Nous célébrons aujourd'hui le 52e anniversaire du soulèvement pacifique du peuple tibétain en 1959 contre la répression de la Chine communiste dans la capitale tibétaine, Lhassa, et le troisième anniversaire des manifestations non violentes qui ont eu lieu dans tout le Tibet en 2008. À cette occasion, je tiens à rendre hommage et à prier pour ces hommes et ces femmes courageux qui ont sacrifié leur vie pour la juste cause du Tibet. J'exprime ma solidarité avec ceux qui continuent de subir la répression et je prie pour le bien-être de tous les êtres.
Pendant plus de soixante ans, les Tibétains, bien que privés de liberté et vivant dans la peur et l'insécurité, ont été capables de maintenir leur identité et leurs valeurs culturelles tibétaines uniques. Plus important encore, les nouvelles générations successives, qui n'ont pas connu le Tibet libre, ont courageusement pris la responsabilité de faire avancer la cause du Tibet. C'est admirable, car elles illustrent la force de la résilience tibétaine.
Cette Terre appartient à l'humanité et la République populaire de Chine (RPC) appartient à ses 1,3 milliard de citoyens, qui ont le droit de connaître la vérité sur l'état des affaires dans leur pays et dans le monde en général. Si les citoyens sont pleinement informés, ils ont la capacité de distinguer le bien du mal. La censure et la restriction de l'information violent la décence humaine fondamentale. Par exemple, les dirigeants chinois considèrent que l'idéologie communiste et ses politiques sont correctes. Si tel était le cas, ces politiques devraient être rendues publiques en toute confiance et ouvertes à l'examen.
La Chine, qui compte la plus grande population du monde, est une puissance mondiale émergente et j'admire le développement économique qu'elle a réalisé. Elle a également un énorme potentiel pour contribuer au progrès humain et à la paix dans le monde. Mais pour y parvenir, la Chine doit gagner le respect et la confiance de la communauté internationale. Pour gagner ce respect, les dirigeants chinois doivent faire preuve d'une plus grande transparence et faire en sorte que leurs actes correspondent à leurs paroles. Pour y parvenir, la liberté d'expression et la liberté de la presse sont essentielles. De même, la transparence de la gouvernance peut contribuer à enrayer la corruption. Ces dernières années, la Chine a vu un nombre croissant d'intellectuels réclamer des réformes politiques et une plus grande ouverture. Le Premier ministre Wen Jiabao a également exprimé son soutien à ces préoccupations. Ce sont des signes significatifs et je les salue.
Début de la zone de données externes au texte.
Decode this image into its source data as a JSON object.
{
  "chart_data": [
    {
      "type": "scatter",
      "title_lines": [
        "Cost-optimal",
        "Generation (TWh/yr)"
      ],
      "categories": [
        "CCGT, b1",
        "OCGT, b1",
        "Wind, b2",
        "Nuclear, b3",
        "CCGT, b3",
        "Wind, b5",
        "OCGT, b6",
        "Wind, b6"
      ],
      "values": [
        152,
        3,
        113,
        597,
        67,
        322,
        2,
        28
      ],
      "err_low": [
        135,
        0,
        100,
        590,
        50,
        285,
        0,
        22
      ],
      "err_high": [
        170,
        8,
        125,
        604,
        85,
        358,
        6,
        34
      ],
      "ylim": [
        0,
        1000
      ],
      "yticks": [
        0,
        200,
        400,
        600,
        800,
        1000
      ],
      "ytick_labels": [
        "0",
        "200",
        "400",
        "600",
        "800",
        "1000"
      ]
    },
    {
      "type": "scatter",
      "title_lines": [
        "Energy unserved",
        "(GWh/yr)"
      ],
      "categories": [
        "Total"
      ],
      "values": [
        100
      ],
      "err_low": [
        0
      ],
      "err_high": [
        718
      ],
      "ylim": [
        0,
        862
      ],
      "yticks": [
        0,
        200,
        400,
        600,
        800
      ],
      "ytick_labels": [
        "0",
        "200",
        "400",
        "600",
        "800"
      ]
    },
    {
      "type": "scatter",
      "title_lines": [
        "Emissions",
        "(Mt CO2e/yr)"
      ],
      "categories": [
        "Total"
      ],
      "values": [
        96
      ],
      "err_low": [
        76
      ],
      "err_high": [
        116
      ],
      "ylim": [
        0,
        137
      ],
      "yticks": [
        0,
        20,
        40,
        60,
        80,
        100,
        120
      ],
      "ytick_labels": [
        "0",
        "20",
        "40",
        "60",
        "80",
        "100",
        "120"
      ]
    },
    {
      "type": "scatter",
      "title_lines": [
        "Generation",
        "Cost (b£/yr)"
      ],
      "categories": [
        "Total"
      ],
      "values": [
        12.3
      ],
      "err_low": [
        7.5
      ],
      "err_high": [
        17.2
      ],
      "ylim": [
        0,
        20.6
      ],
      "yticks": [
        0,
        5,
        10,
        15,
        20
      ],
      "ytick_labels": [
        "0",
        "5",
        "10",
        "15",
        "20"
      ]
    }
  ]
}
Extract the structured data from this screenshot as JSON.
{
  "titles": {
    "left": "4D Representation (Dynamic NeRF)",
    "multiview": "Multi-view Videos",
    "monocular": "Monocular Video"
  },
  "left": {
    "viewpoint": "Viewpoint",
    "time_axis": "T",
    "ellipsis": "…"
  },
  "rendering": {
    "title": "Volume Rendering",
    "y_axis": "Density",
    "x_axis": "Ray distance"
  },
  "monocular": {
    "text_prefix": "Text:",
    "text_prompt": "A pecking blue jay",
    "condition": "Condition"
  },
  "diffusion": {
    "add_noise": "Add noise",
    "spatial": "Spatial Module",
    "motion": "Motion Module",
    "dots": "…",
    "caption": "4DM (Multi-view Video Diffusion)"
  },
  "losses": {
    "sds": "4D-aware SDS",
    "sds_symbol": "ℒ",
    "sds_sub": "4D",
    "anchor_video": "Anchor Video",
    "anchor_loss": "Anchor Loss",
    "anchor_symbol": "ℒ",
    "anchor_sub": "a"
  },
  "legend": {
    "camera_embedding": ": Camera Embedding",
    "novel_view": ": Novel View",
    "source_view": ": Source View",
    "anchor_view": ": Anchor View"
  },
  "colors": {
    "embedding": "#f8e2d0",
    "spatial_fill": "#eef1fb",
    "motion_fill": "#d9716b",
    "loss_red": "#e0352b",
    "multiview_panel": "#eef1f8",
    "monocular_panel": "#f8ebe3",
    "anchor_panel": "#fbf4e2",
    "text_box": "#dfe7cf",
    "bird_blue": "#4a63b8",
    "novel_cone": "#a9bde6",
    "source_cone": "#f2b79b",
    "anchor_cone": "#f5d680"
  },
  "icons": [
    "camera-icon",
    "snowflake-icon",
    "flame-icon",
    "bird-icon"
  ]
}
La RPC est un pays composé de nombreuses nationalités, enrichi par une diversité de langues et de cultures. La protection de la langue et de la culture de chaque nationalité est une politique de la RPC, qui est clairement énoncée dans sa constitution. Le tibétain est la seule langue à préserver l'ensemble des enseignements du Bouddha, y compris les textes sur la logique et les théories de la connaissance (épistémologie), que nous avons hérités de l'université de Nalanda en Inde. Il s'agit d'un système de connaissances régi par la raison et la logique qui peut contribuer à la paix et au bonheur de tous les êtres. Par conséquent, la politique consistant à saper cette culture, au lieu de la protéger et de la développer, équivaudra à long terme à la destruction du patrimoine commun de l'humanité.
Le gouvernement chinois déclare fréquemment que la stabilité et le développement du Tibet sont les fondements de son bien-être à long terme. Cependant, les autorités continuent de stationner un grand nombre de troupes dans tout le Tibet, ce qui accroît les restrictions imposées au peuple tibétain. Les Tibétains vivent dans une peur et une anxiété constantes. Plus récemment, de nombreux intellectuels, personnalités publiques et écologistes tibétains ont été punis pour avoir exprimé les aspirations fondamentales du peuple tibétain. Ils ont été emprisonnés prétendument pour avoir "subverti le pouvoir de l'État", alors qu'en réalité ils n'ont fait qu'exprimer l'identité et le patrimoine culturel tibétains. De telles mesures répressives sapent l'unité et la stabilité. De même, en Chine, des avocats défendant les droits du peuple, des écrivains indépendants et des militants des droits de l'homme ont été arrêtés. Je demande instamment aux dirigeants chinois d'examiner ces développements et de libérer immédiatement ces prisonniers de conscience.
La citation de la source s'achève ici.